Speaker Enrollment¶

Speaker identification lets Kenzy know who is talking. This enables personalized responses and is required for sensitive operations like locking and unlocking doors.

How it works¶

During enrollment, Kenzy records several short audio samples from a person and computes a speaker embedding — a compact numerical representation of their voice. At runtime, each captured utterance is compared against all enrolled embeddings using cosine similarity. The speaker with the highest similarity above the configured threshold is returned; otherwise the speaker is reported as unknown.

Embeddings are stored as .npy files in data/speakers/<name>.npy.

Requirements¶

The kenzy-speaker service must be running
The kenzy-tts service must be running (used to read prompts aloud during enrollment)
A microphone connected to the machine running kenzy-enroll

Running enrollment¶

kenzy-enroll [configs/speaker.yaml]

The CLI will:

Ask for the speaker's name
Read each enrollment prompt aloud via TTS
Record the speaker saying the prompt
Repeat for all prompts
Compute and save the embedding to data/speakers/<name>.npy

The default prompts are phonetically diverse sentences chosen to capture a broad range of sounds. You can customize them in configs/speaker.yaml under enroll_prompts.

Re-enrolling a speaker¶

Run kenzy-enroll again with the same name. The existing embedding file is overwritten.

Removing a speaker¶

Delete the embedding file:

rm data/speakers/<name>.npy

Restart kenzy-speaker for the change to take effect.

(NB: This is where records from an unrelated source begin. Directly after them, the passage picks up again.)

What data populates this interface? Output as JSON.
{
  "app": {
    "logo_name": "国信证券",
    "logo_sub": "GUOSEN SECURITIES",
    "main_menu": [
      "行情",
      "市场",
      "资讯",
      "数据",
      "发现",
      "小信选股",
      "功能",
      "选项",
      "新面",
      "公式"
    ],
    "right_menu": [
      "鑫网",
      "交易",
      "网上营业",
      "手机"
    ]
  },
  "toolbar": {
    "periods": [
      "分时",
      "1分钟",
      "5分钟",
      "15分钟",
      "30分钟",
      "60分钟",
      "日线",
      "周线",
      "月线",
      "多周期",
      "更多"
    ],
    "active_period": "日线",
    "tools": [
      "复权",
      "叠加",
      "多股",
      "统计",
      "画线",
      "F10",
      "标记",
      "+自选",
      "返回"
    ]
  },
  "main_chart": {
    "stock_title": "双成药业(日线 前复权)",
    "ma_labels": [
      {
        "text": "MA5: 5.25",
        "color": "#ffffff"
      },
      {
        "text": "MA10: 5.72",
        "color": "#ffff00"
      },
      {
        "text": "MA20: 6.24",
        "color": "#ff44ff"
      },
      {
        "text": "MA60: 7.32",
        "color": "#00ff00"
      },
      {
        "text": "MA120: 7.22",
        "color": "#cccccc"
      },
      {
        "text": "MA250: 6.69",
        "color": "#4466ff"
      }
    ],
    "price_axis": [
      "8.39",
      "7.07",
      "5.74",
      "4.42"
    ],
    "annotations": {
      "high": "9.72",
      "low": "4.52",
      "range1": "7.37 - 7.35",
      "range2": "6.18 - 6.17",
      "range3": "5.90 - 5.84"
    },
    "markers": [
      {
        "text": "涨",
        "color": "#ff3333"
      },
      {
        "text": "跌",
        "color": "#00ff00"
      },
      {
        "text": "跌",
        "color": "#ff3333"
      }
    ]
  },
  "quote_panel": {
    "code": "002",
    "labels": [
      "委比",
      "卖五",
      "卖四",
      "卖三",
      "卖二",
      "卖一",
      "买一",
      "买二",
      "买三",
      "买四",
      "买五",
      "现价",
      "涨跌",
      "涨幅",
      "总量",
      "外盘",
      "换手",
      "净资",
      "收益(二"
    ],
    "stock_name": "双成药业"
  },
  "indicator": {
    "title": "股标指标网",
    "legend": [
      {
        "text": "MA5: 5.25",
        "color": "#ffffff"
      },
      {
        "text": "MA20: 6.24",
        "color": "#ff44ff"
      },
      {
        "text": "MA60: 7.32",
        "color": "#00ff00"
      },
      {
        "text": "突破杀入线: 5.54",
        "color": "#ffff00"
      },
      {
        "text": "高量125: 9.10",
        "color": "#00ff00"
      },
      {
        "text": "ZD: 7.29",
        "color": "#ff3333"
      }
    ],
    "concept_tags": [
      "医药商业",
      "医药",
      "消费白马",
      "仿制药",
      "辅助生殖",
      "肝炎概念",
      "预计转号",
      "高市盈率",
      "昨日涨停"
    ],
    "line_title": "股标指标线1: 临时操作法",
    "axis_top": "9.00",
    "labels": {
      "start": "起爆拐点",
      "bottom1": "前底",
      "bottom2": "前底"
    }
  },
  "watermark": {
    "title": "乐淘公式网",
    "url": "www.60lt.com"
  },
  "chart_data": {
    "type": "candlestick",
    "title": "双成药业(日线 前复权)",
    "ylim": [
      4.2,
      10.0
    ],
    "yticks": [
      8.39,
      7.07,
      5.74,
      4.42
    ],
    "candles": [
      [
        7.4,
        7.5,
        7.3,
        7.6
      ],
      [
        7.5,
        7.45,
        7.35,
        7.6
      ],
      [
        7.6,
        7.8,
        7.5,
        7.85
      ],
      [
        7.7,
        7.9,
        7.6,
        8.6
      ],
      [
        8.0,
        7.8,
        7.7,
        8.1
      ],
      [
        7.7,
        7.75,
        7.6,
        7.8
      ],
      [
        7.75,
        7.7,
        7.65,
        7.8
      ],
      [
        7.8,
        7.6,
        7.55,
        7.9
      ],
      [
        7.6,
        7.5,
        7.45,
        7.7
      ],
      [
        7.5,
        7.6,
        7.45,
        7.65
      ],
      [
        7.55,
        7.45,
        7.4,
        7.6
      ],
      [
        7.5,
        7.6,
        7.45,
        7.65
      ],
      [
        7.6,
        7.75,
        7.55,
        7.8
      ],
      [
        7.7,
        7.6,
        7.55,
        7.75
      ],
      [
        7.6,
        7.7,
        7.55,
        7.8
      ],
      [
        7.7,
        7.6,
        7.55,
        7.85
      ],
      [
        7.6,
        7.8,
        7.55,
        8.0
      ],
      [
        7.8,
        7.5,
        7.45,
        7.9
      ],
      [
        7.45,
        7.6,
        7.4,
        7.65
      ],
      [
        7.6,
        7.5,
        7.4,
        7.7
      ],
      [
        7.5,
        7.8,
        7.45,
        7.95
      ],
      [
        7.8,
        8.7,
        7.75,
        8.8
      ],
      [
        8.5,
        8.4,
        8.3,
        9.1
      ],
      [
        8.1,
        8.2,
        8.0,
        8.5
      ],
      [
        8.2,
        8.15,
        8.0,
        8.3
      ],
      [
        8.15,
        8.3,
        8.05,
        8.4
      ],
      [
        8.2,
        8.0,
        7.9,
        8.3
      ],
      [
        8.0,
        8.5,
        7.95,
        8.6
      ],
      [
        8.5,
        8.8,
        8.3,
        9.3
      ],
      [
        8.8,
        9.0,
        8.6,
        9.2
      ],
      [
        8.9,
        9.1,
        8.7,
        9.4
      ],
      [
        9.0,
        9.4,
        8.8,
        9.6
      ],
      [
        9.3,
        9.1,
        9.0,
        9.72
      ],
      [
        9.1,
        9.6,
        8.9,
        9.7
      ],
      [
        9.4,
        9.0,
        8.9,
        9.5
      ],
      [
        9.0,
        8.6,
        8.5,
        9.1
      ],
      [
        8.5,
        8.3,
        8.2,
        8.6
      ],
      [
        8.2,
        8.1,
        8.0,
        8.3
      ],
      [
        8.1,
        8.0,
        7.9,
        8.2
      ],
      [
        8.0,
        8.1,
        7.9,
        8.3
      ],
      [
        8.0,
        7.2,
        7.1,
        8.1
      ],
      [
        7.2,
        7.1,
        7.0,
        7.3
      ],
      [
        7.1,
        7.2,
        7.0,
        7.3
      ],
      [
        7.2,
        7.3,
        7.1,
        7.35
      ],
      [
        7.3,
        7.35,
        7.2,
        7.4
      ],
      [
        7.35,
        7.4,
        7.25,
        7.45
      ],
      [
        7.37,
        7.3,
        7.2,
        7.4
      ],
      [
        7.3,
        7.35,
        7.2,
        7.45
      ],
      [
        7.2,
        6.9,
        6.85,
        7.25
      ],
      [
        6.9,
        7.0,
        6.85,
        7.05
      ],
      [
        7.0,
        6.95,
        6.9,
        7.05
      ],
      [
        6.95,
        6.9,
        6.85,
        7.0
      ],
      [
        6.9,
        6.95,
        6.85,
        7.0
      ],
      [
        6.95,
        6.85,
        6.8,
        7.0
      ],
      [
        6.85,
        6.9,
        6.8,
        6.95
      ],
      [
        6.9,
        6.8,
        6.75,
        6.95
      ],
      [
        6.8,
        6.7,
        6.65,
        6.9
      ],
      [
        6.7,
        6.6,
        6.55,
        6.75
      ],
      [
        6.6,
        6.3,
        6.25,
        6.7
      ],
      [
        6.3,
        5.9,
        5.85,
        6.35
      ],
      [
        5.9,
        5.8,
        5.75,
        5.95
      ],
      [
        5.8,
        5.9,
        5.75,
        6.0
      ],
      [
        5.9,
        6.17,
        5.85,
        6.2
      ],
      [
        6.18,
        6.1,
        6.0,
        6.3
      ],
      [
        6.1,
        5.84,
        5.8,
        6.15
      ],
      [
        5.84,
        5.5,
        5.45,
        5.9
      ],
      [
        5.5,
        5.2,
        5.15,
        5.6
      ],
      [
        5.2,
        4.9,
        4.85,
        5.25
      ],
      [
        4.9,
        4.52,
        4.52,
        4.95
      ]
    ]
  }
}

Tuning the identification threshold¶

The identify_threshold in configs/speaker.yaml controls how strict the match must be:

Threshold	Behavior
`0.20`	Permissive — fewer `unknown` results, higher risk of misidentification
`0.25`	Default — good balance for a home environment
`0.30–0.35`	Strict — more `unknown` results if audio quality varies

If enrolled speakers are frequently returned as unknown, lower the threshold. If strangers are being matched to enrolled speakers, raise it.

Enrollment quality

Record in the room and with the microphone you will use day-to-day. Enrollment done in a quiet studio with a headset will not generalize well to a noisy kitchen with a far-field mic.

Security implications¶

Speaker identification is not a strong authentication mechanism — it can be fooled by a recording or a similar-sounding voice. It is used as a convenience gate (requiring a recognisable voice for lock/cover operations) rather than a cryptographic security boundary.